I’m writing about the situation in Oaxaca. As I write, the capital city is under siege. At approximately 5 a.m. this morning the state police attacked the teachers’ occupation of the city center. Though reports are sketchy, it seems that three teachers have been killed, as well as a young girl. The teachers have taken three or four police hostage. A raging battle is underway to control the zocalo, the center of life in Oaxaca, and the heart of the teacher’s encampment. In the dawn raid the teachers were forced out, but the local paper, Noticias de Oaxaca, has reported that at 9:30 a.m. local time the teachers, armed with rocks and sticks, re-took the main square. Police are firing tear gas from helicopters right now. Thousands (tens of thousands) of people are involved in running battles in the streets. And there is the fear that upwards of 3,500 federal riot police — deployed to Oaxaca in the last two weeks by Vicente Fox — are about to enter the city.
I’ve just gotten off the phone with friends in the center. They described the scene on the streets this morning at about 7:30 a.m. Hundreds of people crying from the mix of tear gas, smoke bombs and some other pepper spray. The men forming groups to launch the assault to retake the zocalo. Mothers telling their boys to take care of themselves as they fall into line. From the rooftops of the single-story houses you can watch the helicopters flying overhead, shelling tear gas canisters into the crowds. There is a heavy fear, but also, I was told, you could hear the sound of people marching and singing.

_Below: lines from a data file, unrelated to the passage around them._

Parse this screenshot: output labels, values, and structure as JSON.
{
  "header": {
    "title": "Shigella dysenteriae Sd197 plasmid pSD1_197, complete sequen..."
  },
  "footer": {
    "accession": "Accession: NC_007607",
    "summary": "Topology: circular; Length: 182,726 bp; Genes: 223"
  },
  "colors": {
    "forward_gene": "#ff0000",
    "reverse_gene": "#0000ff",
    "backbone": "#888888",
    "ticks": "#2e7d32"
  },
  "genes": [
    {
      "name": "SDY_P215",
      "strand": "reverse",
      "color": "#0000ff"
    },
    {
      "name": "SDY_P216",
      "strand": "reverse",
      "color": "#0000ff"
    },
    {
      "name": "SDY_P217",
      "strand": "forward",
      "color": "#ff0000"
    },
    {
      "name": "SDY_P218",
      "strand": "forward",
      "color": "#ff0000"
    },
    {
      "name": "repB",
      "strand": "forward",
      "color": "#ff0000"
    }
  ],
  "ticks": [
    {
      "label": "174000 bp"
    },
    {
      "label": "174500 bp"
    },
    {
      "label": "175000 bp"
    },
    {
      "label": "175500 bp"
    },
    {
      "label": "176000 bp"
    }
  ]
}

As a brief background, you might want to read: http://www.narconews.com/Issue41/article1874.html
The teachers’ occupation of the city, known in Spanish as a ‘planton,’ began 23 days ago. More than 80,000 teachers from every municipality in the state had converged on the capital to press a list of demands for more resources for education. They have had two mass marches, the most recent bringing more than 120,000 people out, the largest demonstration in the city’s history. The planton has become an annual event since more than a decade, and I will never forget last year’s planton, which happened while I was still living there. For about 10 days the teachers occupied the entire center of town, sleeping on the streets under tarpaulins stretched overhead. They were extremely well organized and the city center was never more alive. The teachers and their families would cook large meals on open fires, play guitar and sing, rest on folded cardboard in the shade. They set up their radio station “Radio Planton” and played music on loud speakers. There were first aid tents, propaganda tents, mass meetings on every corner.
This year, many have remarked that the planton, and the teachers’ mobilization generally, has been different. The question is: If the teachers brought 80,000 to the city, who are the other 40,000? I’m not close enough to give a good answer, but what I understand is that the teachers have offered an opening which hundreds of small community groups and social justice centers from around the state have chosen to follow. The past two years under the new PRI governor Ulises Ruis has intensified the level of state repression. Scores of activists in small villages have been killed, hundreds arrested and still in jail as political prisoners. The spike in repression was so great that Amnesty International sent a delegation to Oaxaca in May of 2005 to investigate. It appears that when the teachers marched on the capital three weeks ago, they were joined by tens of thousands of others from the villages in what is becoming a broad movement to depose the governor. Ruis has refused to meet with the teachers, and has managed to pull in his party’s promisary notes to about half of the state’s municipal mayors, who signed a decree condemning the teachers’ action. But there is a palpable sense that the social movements are converging and that something new is underway.
During the past three weeks, the movement has shown a great level of strength and creativity — occupying the city’s airport, smashing the newly-installed parking meters throughout the city center, occupying the toll booths on the main road from Oaxaca to Mexico City — not to stop the cars, only to stop the collecting of tolls, and the very fact that they have occupied the zocalo has great significance as the new governor, after spending upwards of $100 million to ‘beautify’ the zocalo, decreed that it was now off-limits for any demonstrations.
Three nights ago, Ruis met with business leaders at a late-night gathering and promised to use the ‘mano dura’ or hard hand. There were reports that the first 1,500 federal riot police were camped in the nearby town of Tlacolula. This morning the governor appears to have proven himself a man of his word. Some reports have said that the tear gas in the city center is so thick you can’t see the hand in front of you.
I have not seen any reports in the US media, BBC etc. There is some information on indymedia’s Mexico site, some more on the online version of Noticias de Oaxaca — both in Spanish. (http://www.noticias-oax.com.mx/) I know that the police have shut down the teachers’ radio station, ‘Radio Planton,’ but as of noon, Oaxaca time, the students’ radio station ‘Radio Universitario’ was still broadcasting and “you can hear the broadcast from every window and door in town.” The students themselves have occupied the university, but the latest reports suggest that the police are heading there now.
I’m writing this in the hope that you can help spread the word, and alert others in the network of media to turn their attention to the struggle ongoing.